Owner at West Wind Stables (Statesville, NC)
We had some really great horses to work with and train when I was attending William Woods. The horses the equestrian community donated were some of the fanciest horses I had ridden at that point in my life. My graduating class was also a great group of riders that I was privileged to learn with and world-class instructors. We were a competitive group and it was great working with all the girls. All those ladies are still my friends and colleagues today. From William Woods, I have a group of friends and professionals I can turn to. It’s about the friends you make and the contacts you make while you are in college.
The equestrian industry is on the smaller side, so keeping good relationships with your peers is important and luckily, I still get to see and work with my classmates often.
Strive for excellence
The teachers I had at The Woods pushed you hard and worked you hard. They demanded excellence out of the horses and the students, and I think striving for excellence was a great way to be taught. I grew up with strong values, but I think William Woods reinforced that with its teaching style. You cannot slack in the equestrian industry; it just does not work.
College was not originally in my plan, but I am glad I went. I am originally from Connecticut and it was important to my family that I go to college, so I decided to go for horses. The move to Missouri was a big deal because there were not phones where you could text every day and we did not have money to fly home. Once I moved, it really meant not seeing family or childhood friends. After Missouri, I continued to move around for my equestrian career. I worked in a bunch of different states after college, including Ohio, Kentucky, New York, and North Carolina. I ended up settling in North Carolina with my husband. We rented a barn for eight years from 1989 to 1996 and then worked on saving for our own property.
We bought our own land in 1996 and built a home and barn.

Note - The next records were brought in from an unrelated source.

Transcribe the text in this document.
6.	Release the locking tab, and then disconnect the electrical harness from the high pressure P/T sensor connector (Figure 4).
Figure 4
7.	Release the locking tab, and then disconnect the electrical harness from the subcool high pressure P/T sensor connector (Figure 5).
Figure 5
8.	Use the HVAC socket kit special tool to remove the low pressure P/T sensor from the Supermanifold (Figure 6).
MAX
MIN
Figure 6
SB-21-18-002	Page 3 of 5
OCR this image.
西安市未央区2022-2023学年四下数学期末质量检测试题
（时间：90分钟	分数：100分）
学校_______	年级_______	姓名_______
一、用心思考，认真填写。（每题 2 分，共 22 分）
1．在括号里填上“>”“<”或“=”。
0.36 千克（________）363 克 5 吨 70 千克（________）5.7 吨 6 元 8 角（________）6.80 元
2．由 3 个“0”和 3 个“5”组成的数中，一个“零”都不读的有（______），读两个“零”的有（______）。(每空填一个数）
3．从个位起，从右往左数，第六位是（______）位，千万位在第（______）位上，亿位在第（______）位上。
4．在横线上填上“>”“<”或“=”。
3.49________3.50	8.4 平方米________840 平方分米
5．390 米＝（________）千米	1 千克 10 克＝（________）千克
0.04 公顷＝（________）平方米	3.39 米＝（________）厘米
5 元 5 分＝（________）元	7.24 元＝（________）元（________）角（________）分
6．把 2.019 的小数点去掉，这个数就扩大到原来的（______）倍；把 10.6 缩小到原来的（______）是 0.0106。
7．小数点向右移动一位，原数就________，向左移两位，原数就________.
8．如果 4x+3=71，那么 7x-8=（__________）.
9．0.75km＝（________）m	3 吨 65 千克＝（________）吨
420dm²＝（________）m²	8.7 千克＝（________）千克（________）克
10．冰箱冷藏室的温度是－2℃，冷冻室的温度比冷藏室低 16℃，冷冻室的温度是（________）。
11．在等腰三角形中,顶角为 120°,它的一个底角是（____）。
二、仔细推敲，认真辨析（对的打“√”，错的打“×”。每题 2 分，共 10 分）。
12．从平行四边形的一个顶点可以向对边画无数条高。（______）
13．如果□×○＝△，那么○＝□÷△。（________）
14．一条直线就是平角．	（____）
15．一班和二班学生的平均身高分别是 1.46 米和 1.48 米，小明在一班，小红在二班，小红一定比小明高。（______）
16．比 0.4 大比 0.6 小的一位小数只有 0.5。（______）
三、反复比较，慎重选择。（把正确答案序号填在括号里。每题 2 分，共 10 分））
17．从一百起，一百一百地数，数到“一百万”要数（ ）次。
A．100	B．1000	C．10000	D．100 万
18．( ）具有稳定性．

When I started working for other people at the beginning of my career, I worked as an apprentice trainer. I had to do a little bit of everything. When you graduate, you have to be ready to get down and dirty. You need to clean stalls and do the physical labor. I did that for a while, but then I was able to get better jobs over time and work my way up.
Owning a stable
Now I get to have people work under me. The day-to-day on a horse farm is the same as when I started, only now I do not have to do the hard physical labor. I do not have to clean stalls or feed, but I try and clean a few stalls anyway because I like the exercise. Then we work horses, usually between 30 and 35 a day. We go to horse shows, buy, and sell horses when we can. The horse industry has not really changed, I am just on the other side of it.
I could still do all the chores if I needed to, but luckily, we have been successful, and have great employees to help keep the barn running smoothly. Our daughter is now 24 and a college graduate, so she is an apprentice trainer for us now.
My husband says that it takes about seven years for someone to learn to handle all different types of horses.
Look to the top
My favorite part of the job is showing a good horse. I hope I can show until the day I die. There’s nothing like riding a good horse. It still thrills me after all of these years. I have won quite a few grand championships and they are my favorite memories from my career.
If you want to be a good horse trainer, go work for the best horse trainers and work for them as long as you can. I went and worked for two of the top trainers when I was out of college and worked my butt off for them. I think it really paid off. You need to always be looking ahead and know your hard work will pay off.